En tant qu’élève j’ai un message à faire passer car je suis médusée de ce que je vois. Médusée des commentaires naïfs sous les réels des politiciens : « il va sauver la France », « il est hilarant ce ministre, s’il se présente je voterai pour lui ». Ne soyons pas bêtes, il est encore temps de se rendre compte des manœuvres des personnalités politiques.

Les réseaux sociaux peuvent être un excellent moyen de commencer à s’intéresser à la politique mais nous ne pouvons pas croire aveuglément les propos répétés. Nous sommes la relève. La nouvelle génération bénéficie d’outils que les générations antérieures ne possédaient pas, servons-nous en ! Ne passons pas bêtement à côté de notre vie, les yeux rivés sur nos écrans, sortons dans la nature, intéressons nous au monde réel, à ceux qui contrôlent ce monde, remettons-nous en question !

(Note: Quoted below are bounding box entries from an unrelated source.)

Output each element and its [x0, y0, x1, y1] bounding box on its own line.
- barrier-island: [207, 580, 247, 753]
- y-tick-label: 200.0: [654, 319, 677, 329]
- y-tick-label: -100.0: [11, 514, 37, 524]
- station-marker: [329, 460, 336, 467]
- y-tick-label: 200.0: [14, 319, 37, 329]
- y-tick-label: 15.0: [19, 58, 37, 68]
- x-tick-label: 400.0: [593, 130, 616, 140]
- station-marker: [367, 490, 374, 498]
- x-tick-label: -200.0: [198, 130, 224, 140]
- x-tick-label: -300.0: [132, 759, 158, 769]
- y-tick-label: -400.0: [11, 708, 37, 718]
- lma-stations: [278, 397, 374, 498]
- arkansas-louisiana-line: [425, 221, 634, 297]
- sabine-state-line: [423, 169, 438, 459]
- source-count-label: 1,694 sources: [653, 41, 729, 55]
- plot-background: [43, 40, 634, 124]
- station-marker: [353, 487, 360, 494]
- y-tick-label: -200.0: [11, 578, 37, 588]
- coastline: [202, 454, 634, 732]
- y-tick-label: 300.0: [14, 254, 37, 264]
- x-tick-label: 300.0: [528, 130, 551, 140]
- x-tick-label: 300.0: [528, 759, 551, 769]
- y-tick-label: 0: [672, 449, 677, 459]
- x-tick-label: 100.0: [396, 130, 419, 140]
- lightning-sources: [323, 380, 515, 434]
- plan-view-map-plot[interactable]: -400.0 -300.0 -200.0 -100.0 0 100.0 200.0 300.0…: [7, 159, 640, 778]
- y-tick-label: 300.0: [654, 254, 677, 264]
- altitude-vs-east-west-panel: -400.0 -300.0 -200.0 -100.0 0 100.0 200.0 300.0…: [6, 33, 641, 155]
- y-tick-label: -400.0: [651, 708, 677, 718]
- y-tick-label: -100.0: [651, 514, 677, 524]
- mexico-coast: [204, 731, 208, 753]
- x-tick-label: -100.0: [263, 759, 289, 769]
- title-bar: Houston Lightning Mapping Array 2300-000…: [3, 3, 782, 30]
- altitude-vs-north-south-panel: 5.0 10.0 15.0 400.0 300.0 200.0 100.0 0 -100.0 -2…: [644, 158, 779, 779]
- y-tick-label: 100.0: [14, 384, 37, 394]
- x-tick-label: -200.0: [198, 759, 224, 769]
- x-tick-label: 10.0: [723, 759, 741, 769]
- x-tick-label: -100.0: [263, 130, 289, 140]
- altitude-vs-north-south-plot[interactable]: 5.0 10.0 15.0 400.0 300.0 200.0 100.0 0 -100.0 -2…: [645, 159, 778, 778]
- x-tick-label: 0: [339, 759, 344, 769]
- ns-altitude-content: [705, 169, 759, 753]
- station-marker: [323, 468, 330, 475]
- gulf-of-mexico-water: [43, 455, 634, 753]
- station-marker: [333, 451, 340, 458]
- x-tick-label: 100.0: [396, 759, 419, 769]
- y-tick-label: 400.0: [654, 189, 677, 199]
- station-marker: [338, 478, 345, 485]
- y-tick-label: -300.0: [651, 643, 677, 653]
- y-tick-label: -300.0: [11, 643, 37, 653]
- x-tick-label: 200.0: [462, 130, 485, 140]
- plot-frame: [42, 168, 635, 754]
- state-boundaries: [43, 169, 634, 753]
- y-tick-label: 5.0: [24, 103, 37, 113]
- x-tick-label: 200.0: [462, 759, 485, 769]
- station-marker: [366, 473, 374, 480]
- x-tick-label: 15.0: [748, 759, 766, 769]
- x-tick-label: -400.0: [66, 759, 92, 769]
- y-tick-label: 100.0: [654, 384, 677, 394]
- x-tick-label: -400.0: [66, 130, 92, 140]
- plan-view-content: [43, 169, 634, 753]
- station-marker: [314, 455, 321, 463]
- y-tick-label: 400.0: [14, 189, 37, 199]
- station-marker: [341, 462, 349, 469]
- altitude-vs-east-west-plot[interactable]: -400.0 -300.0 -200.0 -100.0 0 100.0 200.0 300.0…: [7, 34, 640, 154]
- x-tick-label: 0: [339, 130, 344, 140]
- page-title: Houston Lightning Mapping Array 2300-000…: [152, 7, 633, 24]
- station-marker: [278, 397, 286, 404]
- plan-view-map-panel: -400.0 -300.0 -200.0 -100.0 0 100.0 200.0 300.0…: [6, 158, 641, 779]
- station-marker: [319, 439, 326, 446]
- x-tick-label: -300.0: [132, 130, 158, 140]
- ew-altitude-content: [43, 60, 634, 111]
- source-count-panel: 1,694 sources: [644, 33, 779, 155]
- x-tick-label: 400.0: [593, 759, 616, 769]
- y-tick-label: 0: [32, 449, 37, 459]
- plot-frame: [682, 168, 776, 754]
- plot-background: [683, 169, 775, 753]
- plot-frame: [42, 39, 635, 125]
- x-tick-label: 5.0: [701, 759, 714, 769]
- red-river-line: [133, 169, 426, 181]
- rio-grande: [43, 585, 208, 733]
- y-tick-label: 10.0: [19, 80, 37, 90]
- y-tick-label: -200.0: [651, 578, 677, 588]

Nous devons faire mieux que la génération précédente si nous ne voulons pas réitérer les mêmes erreurs qu’elle. C’est notre devoir en tant que personne, en tant qu’humain de se questionner sur les choses qu’on pense acquises, se remettre en question sur l’idéologie qu’on suit, le parti politique que nous affectionnons et les idées préconçues sur le parti adverse. Développons l’esprit critique. Cessons de juger le passé avec le regard d’aujourd’hui. Apprenons la politique avec la sociologie, l’histoire, l’économie, car le sujet est complexe. Le problème de notre génération est son manichéisme, apprenons à dépasser les clivages.

L’avenir dépend de nous : alors lisez, cultivez-vous, posez des questions et changez de point de vue. Le monde nous appartient.